The compressed version of MEGARes v.2.0 used in KARGAMobile included 2,050 ARGs, reduced from the original set of 7,378 (we here excluded chromosomal genes with mutations). The average (st.dev.) read length of the semi-synthetic validation datasets was 876 (±437) and 8,984 (±6,977) bases for MEGARes and Sus scrofa, respectively. Accuracy and false positive rate of the two tools were very similar, as shown in Table 1. From the validation results, the optimal value of k was 25 for both KARGAMobile and KARGA: on the largest dataset, the f1-measure was 96.9% for KARGA and 96.2% for KARGAMobile, the balanced accuracy was 97.3% and 96.9%, the false negative rate was 5.4% and 6.3%, with zero false positive rate. Of note, the k value is higher than the usual KARGA (non-mobile version) default. Two contrasting factors influence the optimal value: the read length drives the value up, with Nanopore reads longer than Illumina ones; and the error rate drives the value down, with Nanopore reads being more erroneous than Illumina ones. In fact, when looking at the resistome summary for the semi-synthetic data, values of k between 17 and 25 behaved better than 25, because they allowed to identify more genes at higher coverage, with the same false positive rate. Specifically, at k = 17, 100% of ARGs from MEGARes could be retrieved at least 50% coverage, with no spurious attributions of reads generated from the Sus scrofa genome. Conversely, at k = 25, only 89% of ARGs could be identified at 50% coverage, without any spurious Sus scrofa read assignment.

TABLE 1
www.frontiersin.org

TABLE 1. Validation performance of KARGAMobile and KARGA on semi-synthetic datasets.

We then tested KARGAMobile on the real Nanopore experimental datasets from targeted sequencing of hospital outbreaks, and metagenomics sequencing of mechanically-ventilated patients with severe pneumonia.

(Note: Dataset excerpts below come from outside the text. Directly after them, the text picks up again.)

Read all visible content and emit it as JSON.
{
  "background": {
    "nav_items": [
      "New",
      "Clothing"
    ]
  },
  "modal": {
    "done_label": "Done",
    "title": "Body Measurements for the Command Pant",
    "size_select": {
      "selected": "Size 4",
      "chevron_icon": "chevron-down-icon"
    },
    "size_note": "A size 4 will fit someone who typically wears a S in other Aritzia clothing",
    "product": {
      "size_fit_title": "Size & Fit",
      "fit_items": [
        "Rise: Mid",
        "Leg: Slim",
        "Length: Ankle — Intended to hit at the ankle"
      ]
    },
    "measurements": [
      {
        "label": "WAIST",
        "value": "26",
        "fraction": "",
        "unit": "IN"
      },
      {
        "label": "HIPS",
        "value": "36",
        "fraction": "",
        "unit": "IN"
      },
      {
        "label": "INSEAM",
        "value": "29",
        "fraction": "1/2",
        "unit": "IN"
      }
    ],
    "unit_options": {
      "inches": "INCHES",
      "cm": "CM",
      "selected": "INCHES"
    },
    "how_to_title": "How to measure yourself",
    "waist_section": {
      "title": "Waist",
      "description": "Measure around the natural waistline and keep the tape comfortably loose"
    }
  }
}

Respectively, we used 14 FASTQ files from (Peter et al., 2020), ranging from 238MB to 5,779MB, and 6 FASTQ files from (Yang et al., 2019), ranging from 221MB to 775 MB. Table 2 gives details on run times, memory and temperature usage. On the targeted bacterial sequencing data, KARGAMobile processed on average 1 GB in 23 min, with a peak RAM usage of 498 MB independently from input file size and average/peak temperature of 49/60°C after 1 h of continuous data processing. In fact, when executing a formal one-sample t-test for possible deviations from the null hypothesis of independence of RAM usage and temperature, none of the experiments yielded a p-value lower than 0.64. On the metagenomics data, the processing speed was 48 min per 1GB, the average peak RAM usage was 394MB, and the average/peak temperature was 46/53°C after 30 min of continuous data processing.

TABLE 2
www.frontiersin.org

TABLE 2. Run summary of KARGAMobile on real experimental data: (1) targeted sequencing of C. cronae, C. freundii, and P. aeruginosa in hospital outbreaks; (2) metagenomics experiments from mechanically-ventilated patients hospitalized with severe pneumonia.

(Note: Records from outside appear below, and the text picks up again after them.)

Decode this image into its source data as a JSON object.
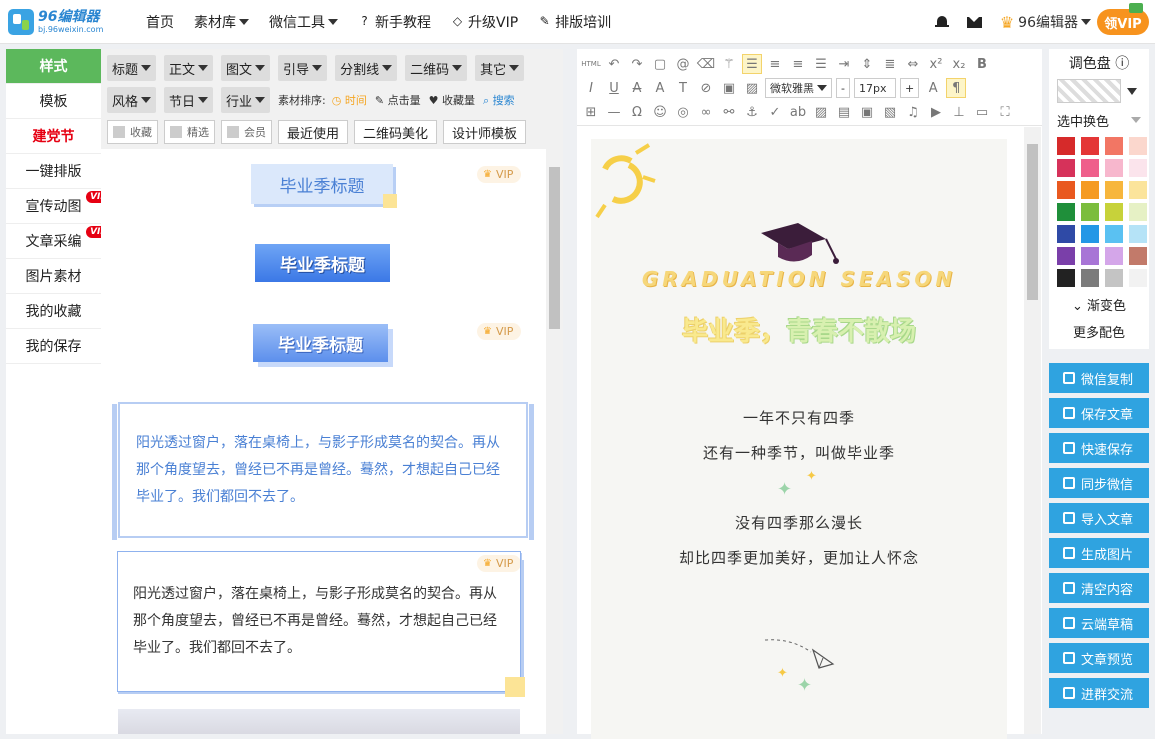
{
  "logo": {
    "name": "96编辑器",
    "url": "bj.96weixin.com"
  },
  "nav": [
    {
      "label": "首页",
      "caret": false,
      "icon": ""
    },
    {
      "label": "素材库",
      "caret": true,
      "icon": ""
    },
    {
      "label": "微信工具",
      "caret": true,
      "icon": ""
    },
    {
      "label": "新手教程",
      "caret": false,
      "icon": "?"
    },
    {
      "label": "升级VIP",
      "caret": false,
      "icon": "◇"
    },
    {
      "label": "排版培训",
      "caret": false,
      "icon": "✎"
    }
  ],
  "user": {
    "name": "96编辑器",
    "vip_button": "领VIP"
  },
  "leftnav": [
    {
      "label": "样式",
      "state": "active"
    },
    {
      "label": "模板",
      "state": ""
    },
    {
      "label": "建党节",
      "state": "red"
    },
    {
      "label": "一键排版",
      "state": ""
    },
    {
      "label": "宣传动图",
      "state": "",
      "badge": "VIP"
    },
    {
      "label": "文章采编",
      "state": "",
      "badge": "VIP"
    },
    {
      "label": "图片素材",
      "state": ""
    },
    {
      "label": "我的收藏",
      "state": ""
    },
    {
      "label": "我的保存",
      "state": ""
    }
  ],
  "filters": {
    "row1": [
      "标题",
      "正文",
      "图文",
      "引导",
      "分割线",
      "二维码",
      "其它"
    ],
    "row2": [
      "风格",
      "节日",
      "行业"
    ],
    "sort_label": "素材排序:",
    "sort_options": [
      "时间",
      "点击量",
      "收藏量"
    ],
    "search": "搜索",
    "checks": [
      "收藏",
      "精选",
      "会员"
    ],
    "buttons": [
      "最近使用",
      "二维码美化",
      "设计师模板"
    ]
  },
  "materials": {
    "vip_label": "VIP",
    "title1": "毕业季标题",
    "title2": "毕业季标题",
    "title3": "毕业季标题",
    "para1": "阳光透过窗户，落在桌椅上，与影子形成莫名的契合。再从那个角度望去，曾经已不再是曾经。蓦然，才想起自己已经毕业了。我们都回不去了。",
    "para2": "阳光透过窗户，落在桌椅上，与影子形成莫名的契合。再从那个角度望去，曾经已不再是曾经。蓦然，才想起自己已经毕业了。我们都回不去了。"
  },
  "toolbar": {
    "html": "HTML",
    "font": "微软雅黑",
    "minus": "-",
    "size": "17px",
    "plus": "+"
  },
  "doc": {
    "eng_title": "GRADUATION SEASON",
    "headline_a": "毕业季，",
    "headline_b": "青春不散场",
    "lines": [
      "一年不只有四季",
      "还有一种季节，叫做毕业季",
      "没有四季那么漫长",
      "却比四季更加美好，更加让人怀念"
    ]
  },
  "palette": {
    "title": "调色盘",
    "replace_label": "选中换色",
    "gradient_link": "渐变色",
    "more_link": "更多配色",
    "colors": [
      "#d62a2a",
      "#e43636",
      "#f27664",
      "#fbd7cd",
      "#d6325a",
      "#ef5f8b",
      "#f7b7cd",
      "#fbe4ec",
      "#e9591f",
      "#f59b22",
      "#f7b63c",
      "#fbe49b",
      "#1f8f3a",
      "#7bbd3c",
      "#c7d23a",
      "#e6f1c5",
      "#2f4aa6",
      "#2497e6",
      "#5ac1f2",
      "#b5e3f7",
      "#7a3fa9",
      "#a875d6",
      "#d4a6e9",
      "#c27a6a",
      "#222222",
      "#7b7b7b",
      "#c4c4c4",
      "#f2f2f2"
    ]
  },
  "actions": [
    "微信复制",
    "保存文章",
    "快速保存",
    "同步微信",
    "导入文章",
    "生成图片",
    "清空内容",
    "云端草稿",
    "文章预览",
    "进群交流"
  ]
}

In order to better investigate the temperature usage and possible critical overheating, we run consecutive tests on a single device, using the metagenomics data, until the device shut off for overheating, or a five-hour limit was reached. After 5 h and 30 min of wall time (05:15 h h:mm of CPU time), 25 files had been completed successfully, using an average RAM of 318 MB (peak of 512 MB), at an average temperature of 44.6°C (max of 59.1°C). During the whole process, the device never shut off for overheating.

In Table 3, we show the distribution of ARG findings for both the targeted sequencing an the metagenomics datasets using gene coverage thresholds of 50% and 80%, counting the number of different ARGs and ARG classes. For both datasets, it is notable that while the ARG number increased sensibly by decreasing the ARG coverage threshold, the detection at the class level was less affected. More ARGs were detected in the targeted sequencing data because the biological samples had high yield of antimicrobial resistance findings, while some of the sample cultures from the respiratory samples used for metagenomics came culture-negative. Of note, even if the ARG summaries are normalized by the ARG database size, difference in species coverage does not allow a direct comparison between the two experimental setups.

TABLE 3
www.frontiersin.org

TABLE 3. Distribution of ARG findings by KARGAMobile using gene coverage thresholds of 80% and 50%, counting the number of different ARGs and ARG classes, on real experimental data: (1) targeted sequencing of C. cronae, C. freundii, and P. aeruginosa in hospital outbreaks; (2) metagenomics experiments from mechanically-ventilated patients hospitalized with severe pneumonia.

Discussion

KARGAMobile is the first real-time Android app for detection of ARGs from Nanopore sequencing data, both whole genome as well as metagenomics, providing high accuracy and low false positive rates. KARGAMobile has a minimalist graphical interface and results are delivered, summarized in an interpretable way for the end user. The app works with off-the-shelf Android OS and its factory-set Java virtual machine, without any special configuration need.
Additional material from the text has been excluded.